The stage is being set for police raids and ethnic cleansing on a scale not seen in Europe since World War II and fascist rule. On Monday, the Italian council of ministers adopted a decree, dubbed the “Salvini decree” after Italy’s neo-fascist interior minister who drafted it, blocking Italian authorities from issuing or re-issuing humanitarian visas to refugees in Italy.
The impact of the Salvini decree would be to create large numbers of undocumented migrants and then prepare large-scale police raids in order to deport them all. The number of refugees deported each year from Italy could surge from 5,000-7,000 to as many as 50,000. At the same time, Salvini has said that he is in talks with municipal authorities in cities across Italy to prepare the destruction of Roma camps and mass expulsions of Roma people.

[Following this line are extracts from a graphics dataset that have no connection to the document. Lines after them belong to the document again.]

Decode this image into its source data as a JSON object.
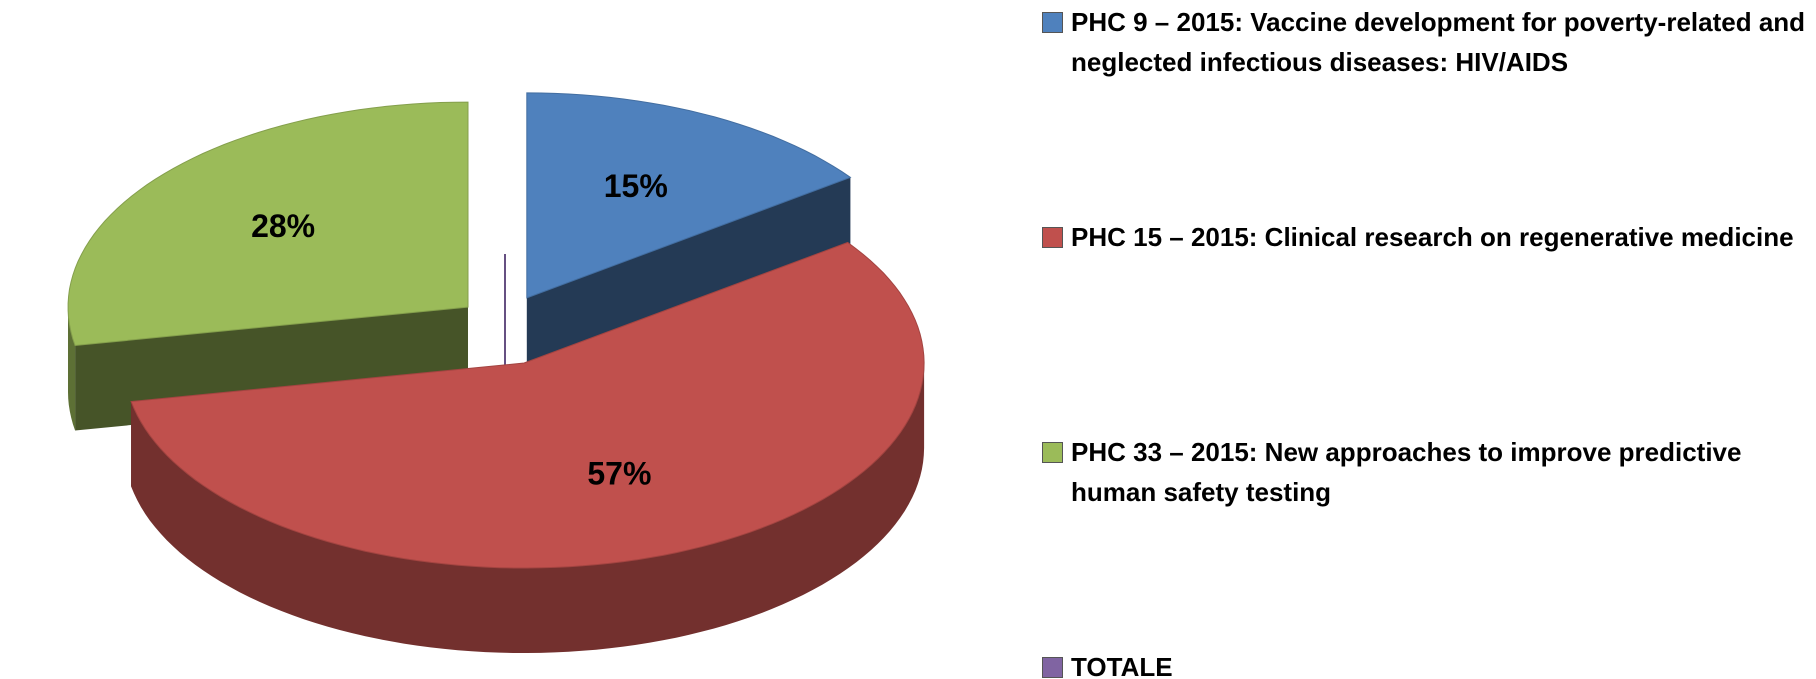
{
  "chart_data": {
    "type": "pie",
    "categories": [
      "PHC 9 – 2015: Vaccine development for poverty-related and neglected infectious diseases: HIV/AIDS",
      "PHC 15 – 2015: Clinical research on regenerative medicine",
      "PHC 33 – 2015: New approaches to improve predictive human safety testing",
      "TOTALE"
    ],
    "values": [
      15,
      57,
      28,
      0
    ],
    "value_labels": [
      "15%",
      "57%",
      "28%",
      null
    ],
    "colors": [
      "#4f81bd",
      "#c0504d",
      "#9bbb59",
      "#8064a2"
    ],
    "legend": "right"
  }
}
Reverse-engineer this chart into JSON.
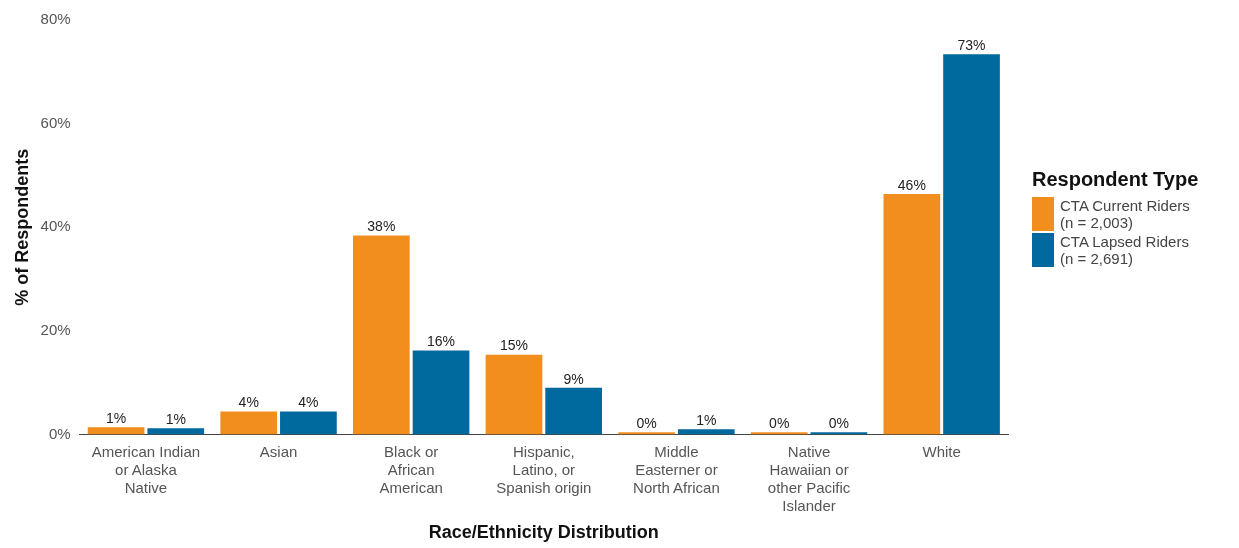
{
  "chart_data": {
    "type": "bar",
    "xlabel": "Race/Ethnicity Distribution",
    "ylabel": "% of Respondents",
    "legend_title": "Respondent Type",
    "legend": "right",
    "categories": [
      "American Indian\nor Alaska\nNative",
      "Asian",
      "Black or\nAfrican\nAmerican",
      "Hispanic,\nLatino, or\nSpanish origin",
      "Middle\nEasterner or\nNorth African",
      "Native\nHawaiian or\nother Pacific\nIslander",
      "White"
    ],
    "series": [
      {
        "name": "CTA Current Riders\n(n = 2,003)",
        "color": "#f28e1e",
        "values": [
          1.4,
          4.4,
          38.4,
          15.4,
          0.4,
          0.4,
          46.4
        ],
        "value_labels": [
          "1%",
          "4%",
          "38%",
          "15%",
          "0%",
          "0%",
          "46%"
        ]
      },
      {
        "name": "CTA Lapsed Riders\n(n = 2,691)",
        "color": "#00699e",
        "values": [
          1.2,
          4.4,
          16.2,
          9.0,
          1.0,
          0.4,
          73.4
        ],
        "value_labels": [
          "1%",
          "4%",
          "16%",
          "9%",
          "1%",
          "0%",
          "73%"
        ]
      }
    ],
    "ylim": [
      0,
      80
    ],
    "yticks": [
      {
        "value": 0,
        "label": "0%"
      },
      {
        "value": 20,
        "label": "20%"
      },
      {
        "value": 40,
        "label": "40%"
      },
      {
        "value": 60,
        "label": "60%"
      },
      {
        "value": 80,
        "label": "80%"
      }
    ],
    "grid": false
  }
}
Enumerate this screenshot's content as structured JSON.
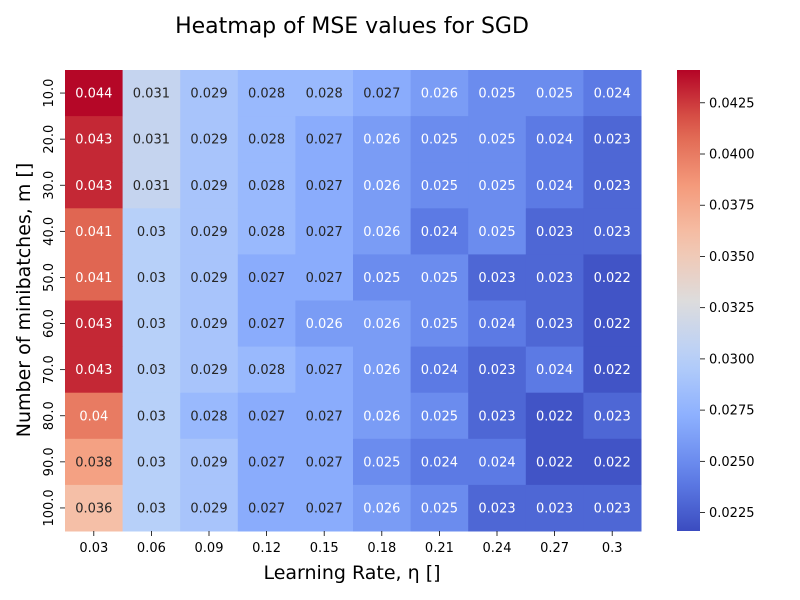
{
  "chart_data": {
    "type": "heatmap",
    "title": "Heatmap of MSE values for SGD",
    "xlabel": "Learning Rate, η []",
    "ylabel": "Number of minibatches, m []",
    "x_categories": [
      "0.03",
      "0.06",
      "0.09",
      "0.12",
      "0.15",
      "0.18",
      "0.21",
      "0.24",
      "0.27",
      "0.3"
    ],
    "y_categories": [
      "10.0",
      "20.0",
      "30.0",
      "40.0",
      "50.0",
      "60.0",
      "70.0",
      "80.0",
      "90.0",
      "100.0"
    ],
    "values": [
      [
        0.044,
        0.031,
        0.029,
        0.028,
        0.028,
        0.027,
        0.026,
        0.025,
        0.025,
        0.024
      ],
      [
        0.043,
        0.031,
        0.029,
        0.028,
        0.027,
        0.026,
        0.025,
        0.025,
        0.024,
        0.023
      ],
      [
        0.043,
        0.031,
        0.029,
        0.028,
        0.027,
        0.026,
        0.025,
        0.025,
        0.024,
        0.023
      ],
      [
        0.041,
        0.03,
        0.029,
        0.028,
        0.027,
        0.026,
        0.024,
        0.025,
        0.023,
        0.023
      ],
      [
        0.041,
        0.03,
        0.029,
        0.027,
        0.027,
        0.025,
        0.025,
        0.023,
        0.023,
        0.022
      ],
      [
        0.043,
        0.03,
        0.029,
        0.027,
        0.026,
        0.026,
        0.025,
        0.024,
        0.023,
        0.022
      ],
      [
        0.043,
        0.03,
        0.029,
        0.028,
        0.027,
        0.026,
        0.024,
        0.023,
        0.024,
        0.022
      ],
      [
        0.04,
        0.03,
        0.028,
        0.027,
        0.027,
        0.026,
        0.025,
        0.023,
        0.022,
        0.023
      ],
      [
        0.038,
        0.03,
        0.029,
        0.027,
        0.027,
        0.025,
        0.024,
        0.024,
        0.022,
        0.022
      ],
      [
        0.036,
        0.03,
        0.029,
        0.027,
        0.027,
        0.026,
        0.025,
        0.023,
        0.023,
        0.023
      ]
    ],
    "colormap": "coolwarm",
    "color_range": [
      0.0216,
      0.0441
    ],
    "colorbar_ticks": [
      "0.0225",
      "0.0250",
      "0.0275",
      "0.0300",
      "0.0325",
      "0.0350",
      "0.0375",
      "0.0400",
      "0.0425"
    ]
  }
}
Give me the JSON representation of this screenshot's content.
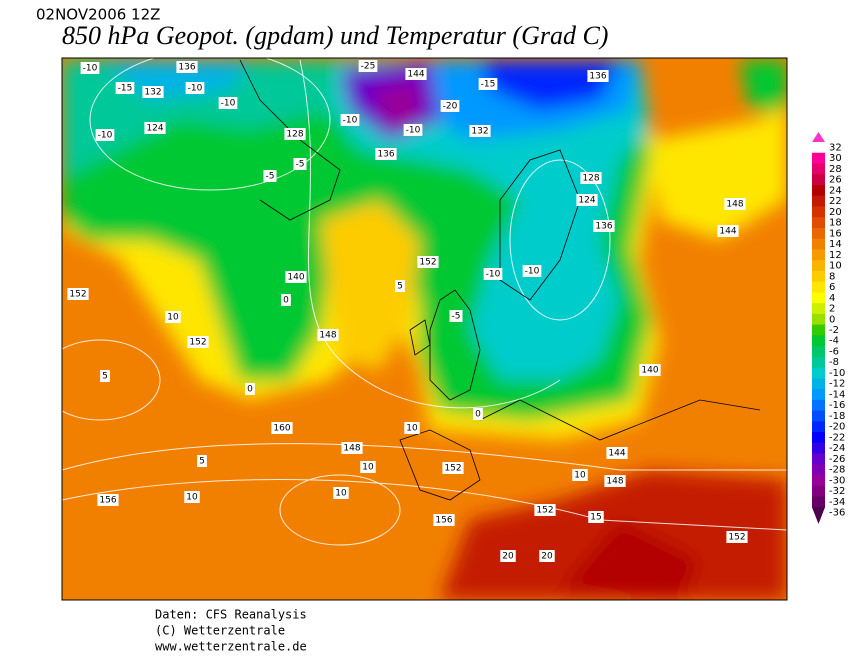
{
  "header": {
    "run": "02NOV2006 12Z",
    "title": "850 hPa Geopot. (gpdam) und  Temperatur (Grad C)"
  },
  "legend": {
    "levels": [
      32,
      30,
      28,
      26,
      24,
      22,
      20,
      18,
      16,
      14,
      12,
      10,
      8,
      6,
      4,
      2,
      0,
      -2,
      -4,
      -6,
      -8,
      -10,
      -12,
      -14,
      -16,
      -18,
      -20,
      -22,
      -24,
      -26,
      -28,
      -30,
      -32,
      -34,
      -36
    ],
    "colors": [
      "#ff33cc",
      "#ff0099",
      "#e6006b",
      "#cc0040",
      "#b30000",
      "#c41a00",
      "#d43300",
      "#e04d00",
      "#ea6600",
      "#f28000",
      "#f79900",
      "#fbb300",
      "#fdcc00",
      "#ffe600",
      "#ffff00",
      "#ccf000",
      "#99e000",
      "#33cc00",
      "#00c830",
      "#00c866",
      "#00c899",
      "#00cccc",
      "#00b3e6",
      "#0099ff",
      "#0073ff",
      "#004dff",
      "#0026ff",
      "#0000ff",
      "#3300e6",
      "#6600cc",
      "#8000b3",
      "#99009a",
      "#800080",
      "#660066",
      "#4d004d"
    ]
  },
  "map": {
    "contour_labels": [
      "-10",
      "136",
      "-15",
      "132",
      "-10",
      "-10",
      "124",
      "-10",
      "128",
      "-5",
      "-25",
      "144",
      "-20",
      "-15",
      "136",
      "-10",
      "132",
      "-5",
      "136",
      "-10",
      "128",
      "124",
      "144",
      "148",
      "-10",
      "-10",
      "140",
      "-5",
      "0",
      "152",
      "5",
      "10",
      "140",
      "148",
      "0",
      "152",
      "5",
      "160",
      "152",
      "10",
      "156",
      "10",
      "148",
      "10",
      "152",
      "156",
      "20",
      "152",
      "144",
      "10",
      "136",
      "148",
      "15",
      "152",
      "20",
      "10",
      "5",
      "0"
    ]
  },
  "footer": {
    "lines": [
      "Daten: CFS Reanalysis",
      "(C) Wetterzentrale",
      "www.wetterzentrale.de"
    ]
  }
}
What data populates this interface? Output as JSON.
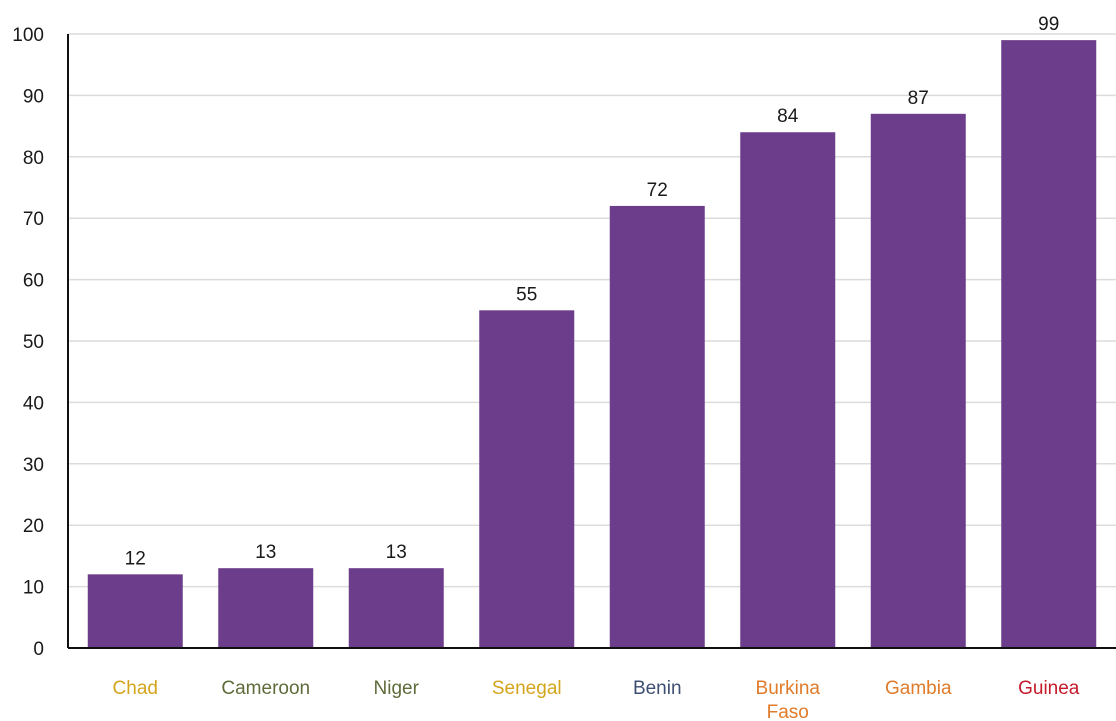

Christopher Hein, a professor of law and immigration policies at Luiss University in Rome, told the Guardian: “The ultimate aim is to have no refugees at all in Italy through a combination of efforts: closure of seaports, criminalising migrant rescue NGOs, enhancing collaboration with the coastguard and now, with this decree, they target those who are already here, or who may come in future and not get any kind of protection—it is a deterrent measure.”
At the same time, EU and allied authorities are continuing to attack and terrorize ships in the Mediterranean who obey maritime law and seek to rescue refugees in distress that they encounter on the high seas. Yesterday, after close coordination of EU and Moroccan anti-migrant operations, a Moroccan warship fired on a refugee vessel, killing a 22-year-old woman and wounding three other refugees.